La précarité du travail est l'absence de contrat stable, qui créé une incertitude du lendemain et une peur du chômage pour les travailleurs.

Les bourgeois eux parlent de « flexibilité du travail », qui leur permet d'ajuster plus facilement la force de travail aux fluctuations du marché capitaliste.

1 Généralités[modifier | modifier le wikicode]

Tout comme le niveau des salaires, les garanties plus ou moins grandes de stabilité de l'emploi sont un combat historique de la classe travailleuse. Le premier des acquis fut d'obliger les patrons à formaliser des contrats de travail, contrairement à l'emploi de journaliers jetables. Mais ces contrats peuvent être extrêmement variables : leur durée peut être courte (CDD de 6 mois...), la rupture peut se faire selon le bon vouloir du patron...
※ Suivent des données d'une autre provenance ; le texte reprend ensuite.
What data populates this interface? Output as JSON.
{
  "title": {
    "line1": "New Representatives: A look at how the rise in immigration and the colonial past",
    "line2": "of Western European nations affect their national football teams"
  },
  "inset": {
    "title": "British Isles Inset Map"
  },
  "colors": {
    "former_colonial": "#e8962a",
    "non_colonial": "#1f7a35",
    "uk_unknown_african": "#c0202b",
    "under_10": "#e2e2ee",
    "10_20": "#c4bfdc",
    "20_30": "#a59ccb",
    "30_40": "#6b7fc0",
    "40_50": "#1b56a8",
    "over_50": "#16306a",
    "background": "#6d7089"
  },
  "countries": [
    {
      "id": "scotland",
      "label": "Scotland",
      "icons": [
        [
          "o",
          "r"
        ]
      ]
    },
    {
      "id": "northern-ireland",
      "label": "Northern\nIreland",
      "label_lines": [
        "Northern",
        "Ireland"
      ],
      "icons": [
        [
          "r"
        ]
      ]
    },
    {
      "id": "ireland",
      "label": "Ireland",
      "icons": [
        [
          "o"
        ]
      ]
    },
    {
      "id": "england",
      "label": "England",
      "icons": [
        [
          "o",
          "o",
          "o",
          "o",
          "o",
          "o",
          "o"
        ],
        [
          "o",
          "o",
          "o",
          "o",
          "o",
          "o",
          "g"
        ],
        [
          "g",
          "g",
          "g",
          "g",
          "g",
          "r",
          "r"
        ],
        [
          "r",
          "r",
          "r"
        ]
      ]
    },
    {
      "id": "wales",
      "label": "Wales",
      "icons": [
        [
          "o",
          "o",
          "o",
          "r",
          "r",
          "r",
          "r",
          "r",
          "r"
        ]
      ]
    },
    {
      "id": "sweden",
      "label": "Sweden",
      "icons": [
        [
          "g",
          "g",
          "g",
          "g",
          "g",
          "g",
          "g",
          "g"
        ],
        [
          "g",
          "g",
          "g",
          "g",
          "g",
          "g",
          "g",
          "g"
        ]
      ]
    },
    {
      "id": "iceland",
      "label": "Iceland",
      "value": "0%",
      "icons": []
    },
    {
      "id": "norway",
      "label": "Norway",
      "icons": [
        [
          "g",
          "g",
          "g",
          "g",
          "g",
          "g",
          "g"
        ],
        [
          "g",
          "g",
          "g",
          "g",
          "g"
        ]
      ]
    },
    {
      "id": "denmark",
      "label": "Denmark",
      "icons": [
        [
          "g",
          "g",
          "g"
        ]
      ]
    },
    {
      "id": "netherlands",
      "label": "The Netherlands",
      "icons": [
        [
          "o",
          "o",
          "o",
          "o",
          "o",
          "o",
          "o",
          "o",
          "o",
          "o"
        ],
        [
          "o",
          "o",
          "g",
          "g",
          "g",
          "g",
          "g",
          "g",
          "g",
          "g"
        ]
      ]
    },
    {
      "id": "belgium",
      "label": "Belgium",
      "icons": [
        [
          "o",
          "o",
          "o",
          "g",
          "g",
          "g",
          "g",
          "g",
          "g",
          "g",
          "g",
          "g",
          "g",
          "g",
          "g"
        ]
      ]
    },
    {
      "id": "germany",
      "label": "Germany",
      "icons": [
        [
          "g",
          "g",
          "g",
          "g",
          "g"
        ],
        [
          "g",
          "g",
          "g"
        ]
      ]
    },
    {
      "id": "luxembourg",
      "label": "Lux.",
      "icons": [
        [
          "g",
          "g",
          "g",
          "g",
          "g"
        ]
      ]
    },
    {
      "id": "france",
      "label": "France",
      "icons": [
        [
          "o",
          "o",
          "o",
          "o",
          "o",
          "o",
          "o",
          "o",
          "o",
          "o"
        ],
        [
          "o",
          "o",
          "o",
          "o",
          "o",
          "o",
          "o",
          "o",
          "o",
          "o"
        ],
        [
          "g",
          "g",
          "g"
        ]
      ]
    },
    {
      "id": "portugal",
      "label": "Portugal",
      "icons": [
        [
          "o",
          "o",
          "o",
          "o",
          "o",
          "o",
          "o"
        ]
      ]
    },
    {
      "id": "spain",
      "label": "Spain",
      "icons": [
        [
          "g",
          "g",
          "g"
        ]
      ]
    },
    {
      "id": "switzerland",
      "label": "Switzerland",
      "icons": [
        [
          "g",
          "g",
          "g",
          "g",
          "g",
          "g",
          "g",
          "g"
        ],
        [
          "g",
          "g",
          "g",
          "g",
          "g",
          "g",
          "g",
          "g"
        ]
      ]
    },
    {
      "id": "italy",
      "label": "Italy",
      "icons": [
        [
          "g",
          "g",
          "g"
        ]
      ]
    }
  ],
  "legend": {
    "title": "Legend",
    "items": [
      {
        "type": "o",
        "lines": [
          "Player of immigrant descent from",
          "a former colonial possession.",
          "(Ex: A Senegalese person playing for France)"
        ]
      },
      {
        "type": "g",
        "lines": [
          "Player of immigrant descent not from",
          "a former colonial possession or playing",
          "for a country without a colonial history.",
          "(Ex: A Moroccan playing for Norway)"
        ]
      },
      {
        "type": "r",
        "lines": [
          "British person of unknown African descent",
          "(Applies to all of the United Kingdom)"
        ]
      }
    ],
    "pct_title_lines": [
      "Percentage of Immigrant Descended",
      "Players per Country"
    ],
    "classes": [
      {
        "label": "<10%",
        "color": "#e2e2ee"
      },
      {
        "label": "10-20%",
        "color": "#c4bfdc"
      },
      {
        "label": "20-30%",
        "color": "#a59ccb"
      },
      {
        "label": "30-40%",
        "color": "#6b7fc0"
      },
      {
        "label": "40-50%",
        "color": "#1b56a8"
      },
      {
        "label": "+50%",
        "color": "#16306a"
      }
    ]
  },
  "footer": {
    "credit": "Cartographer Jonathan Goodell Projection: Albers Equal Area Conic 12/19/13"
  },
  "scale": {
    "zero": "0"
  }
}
Parfois un·e travailleur·se n'est pas au chômage mais la demande de force de travail est trop faible dans son domaine de qualification, ce qui peut :

  • l'obliger à prendre un poste dans un domaine différent de ses qualifications (ce qui veut souvent dire être moins payé que ce qui pourrait être) ;
  • l'obliger à prendre un poste à temps partiel (temps partiel subi).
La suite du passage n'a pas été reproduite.